HUD wants has some lofty goals of ending homelessness, some communities are taking this task very seriously. HUD is issuing statements about guidance of what they expect to see. In permanent supportive housing (PSH), HUD wants us to prioritize chronically homeless persons. Will we? Many communities are having luck reducing homelessness, ours increased by 10% in the last year.
First of all, this info comes from here.
Our 701 permanent supportive housing units are run by the non-profits listed on page 33 of this document.
The definition of chronically homeless is as follows:
(1) An individual who:
(i) Is homeless and lives in a place not meant for human habitation, a safe haven, or in an emergency shelter; and
(ii) Has been homeless and living or residing in a place not meant for human habitation, a safe haven, or in an emergency shelter continuously for at least one year or on at least four separate occasions in the last 3 years; and
(iii) Can be diagnosed with one or more of the following conditions: substance use disorder, serious mental illness, developmental disability (as defined in section 102 of the Developmental Disabilities Assistance Bill of Rights Act of 2000 (42 U.S.C. 15002)), post-traumatic stress disorder, cognitive impairments resulting from brain injury, or chronic physical illness or disability;
(2) An individual who has been residing in an institutional care facility, including a jail, substance abuse or mental health treatment facility, hospital, or other similar facility, for fewer than 90 days and met all of the criteria in paragraph (1) of this definition, before entering that facility; or
(3) A family with an adult head of household (or if there is no adult in the family, a minor head of household) who
meets all of the criteria in paragraph (1) of this definition, including a family whose composition has fluctuated while the head of household has been homeless.
Wait! First, alphabet soup!
- PSH is Permanently Supportive Housing – we call it Supportive Permanent Housing here in our reports for some reason.
- CoC is our Continuum of Care – which is the Homeless Services Consortium that meets the first Tuesday of the month at United Way. Anyone who wants to end homelessness is welcome to join and attend.
PSH is designed to provide housing and services for people who are homeless and disabled – in other words, it should be used to house those that, without this type of assistance, would continue to live on the streets. Unfortunately, we know that this limited and intensive resource is not always being prioritized for the population that has been on the streets the longest. Only about 40 percent of CoC-funded PSH serving single-person households is currently dedicated (i.e., serving this population is a requirement of the grant agreement with HUD) to persons experiencing chronic homelessness. The remaining 60 percent are serving homeless persons with disabilities, but are not necessarily serving or prioritizing persons experiencing chronic homelessness.
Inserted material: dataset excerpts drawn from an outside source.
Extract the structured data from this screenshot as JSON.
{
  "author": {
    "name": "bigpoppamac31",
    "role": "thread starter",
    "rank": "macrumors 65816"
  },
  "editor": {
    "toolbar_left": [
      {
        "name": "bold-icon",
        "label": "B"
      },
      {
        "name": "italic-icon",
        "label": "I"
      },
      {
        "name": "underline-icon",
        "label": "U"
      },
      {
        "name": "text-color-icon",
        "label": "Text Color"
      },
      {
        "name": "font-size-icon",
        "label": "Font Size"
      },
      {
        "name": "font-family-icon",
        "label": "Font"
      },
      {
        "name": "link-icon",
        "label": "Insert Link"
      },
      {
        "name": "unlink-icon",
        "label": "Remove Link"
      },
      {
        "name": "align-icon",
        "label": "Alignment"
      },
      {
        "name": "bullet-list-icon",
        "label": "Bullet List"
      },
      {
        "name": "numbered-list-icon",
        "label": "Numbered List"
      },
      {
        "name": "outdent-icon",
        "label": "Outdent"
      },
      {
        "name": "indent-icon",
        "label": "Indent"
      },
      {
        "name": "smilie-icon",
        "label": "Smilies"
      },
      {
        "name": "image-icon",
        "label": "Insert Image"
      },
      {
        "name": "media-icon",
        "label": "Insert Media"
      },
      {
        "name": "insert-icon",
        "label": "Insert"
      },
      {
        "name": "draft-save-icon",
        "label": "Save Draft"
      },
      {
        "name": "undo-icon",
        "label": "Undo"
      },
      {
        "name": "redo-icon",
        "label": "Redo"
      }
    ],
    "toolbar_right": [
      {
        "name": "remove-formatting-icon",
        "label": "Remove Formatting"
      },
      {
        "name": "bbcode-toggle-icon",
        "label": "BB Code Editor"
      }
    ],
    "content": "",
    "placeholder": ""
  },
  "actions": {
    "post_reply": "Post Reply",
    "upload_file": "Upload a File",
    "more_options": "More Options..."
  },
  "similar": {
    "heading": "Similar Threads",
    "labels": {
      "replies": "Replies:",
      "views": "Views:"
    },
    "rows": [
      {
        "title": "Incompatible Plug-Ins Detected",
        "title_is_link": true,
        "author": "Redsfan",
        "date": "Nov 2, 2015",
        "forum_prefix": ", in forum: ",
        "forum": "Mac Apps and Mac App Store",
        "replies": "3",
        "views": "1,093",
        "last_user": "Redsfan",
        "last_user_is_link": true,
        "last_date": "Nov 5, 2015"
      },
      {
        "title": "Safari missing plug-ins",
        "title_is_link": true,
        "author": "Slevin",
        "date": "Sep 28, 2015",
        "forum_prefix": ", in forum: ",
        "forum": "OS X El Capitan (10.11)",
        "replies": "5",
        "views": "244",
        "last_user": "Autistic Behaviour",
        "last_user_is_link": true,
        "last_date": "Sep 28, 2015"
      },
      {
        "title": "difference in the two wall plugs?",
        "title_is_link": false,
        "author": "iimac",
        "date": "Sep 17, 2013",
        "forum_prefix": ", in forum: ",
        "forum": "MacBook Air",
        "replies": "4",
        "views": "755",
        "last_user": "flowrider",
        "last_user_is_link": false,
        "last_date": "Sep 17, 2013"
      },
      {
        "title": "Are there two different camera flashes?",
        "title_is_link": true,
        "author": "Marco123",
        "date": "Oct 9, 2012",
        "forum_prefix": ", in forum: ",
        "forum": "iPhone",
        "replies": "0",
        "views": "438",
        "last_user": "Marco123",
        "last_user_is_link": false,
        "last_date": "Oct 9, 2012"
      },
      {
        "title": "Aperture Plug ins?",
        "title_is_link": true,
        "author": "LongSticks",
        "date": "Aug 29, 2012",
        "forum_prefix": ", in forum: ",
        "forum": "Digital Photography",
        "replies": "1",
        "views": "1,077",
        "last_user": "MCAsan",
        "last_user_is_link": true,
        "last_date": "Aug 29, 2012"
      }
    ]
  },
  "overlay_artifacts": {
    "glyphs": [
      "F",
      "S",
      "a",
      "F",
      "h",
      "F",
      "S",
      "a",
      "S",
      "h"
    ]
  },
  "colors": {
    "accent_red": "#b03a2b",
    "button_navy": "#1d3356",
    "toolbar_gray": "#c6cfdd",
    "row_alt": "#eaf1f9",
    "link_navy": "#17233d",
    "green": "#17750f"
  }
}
In order to make the progress we want and need to make towards ending chronic homelessness, we need to make a change in the way we operate our PSH. In particular, HUD is asking CoCs and PSH providers to prioritize chronically homeless persons and persons that are the most vulnerable in all PSH units as they become available, for both individuals and families.
Starting with the FY2013 CoC Program Competition, HUD will begin looking to CoCs and recipients of CoC Program PSH funds to move away from a “first come, first served” approach to filling program vacancies. Instead, available PSH units should first be offered to persons who are chronically homeless and who meet the other criteria required by the program. For example, if you have a PSH project that currently targets individuals with mental illness and a unit becomes vacant through turnover, you should first offer the unit to a chronically homeless person with a mental illness. If no persons within the CoC meet the definition of chronically homeless, the unit can then be made available to other eligible persons, ideally those that are most likely to become chronically homeless if they do not receive PSH.
And this should make the Mayor happy: (Page 23)
Individuals and families who resided in transitional or supportive permanent housing tend to have spent more time in the greater Madison area than those served in emergency shelters. Of those who answered the question, 74% reported living in Dane County for over two years.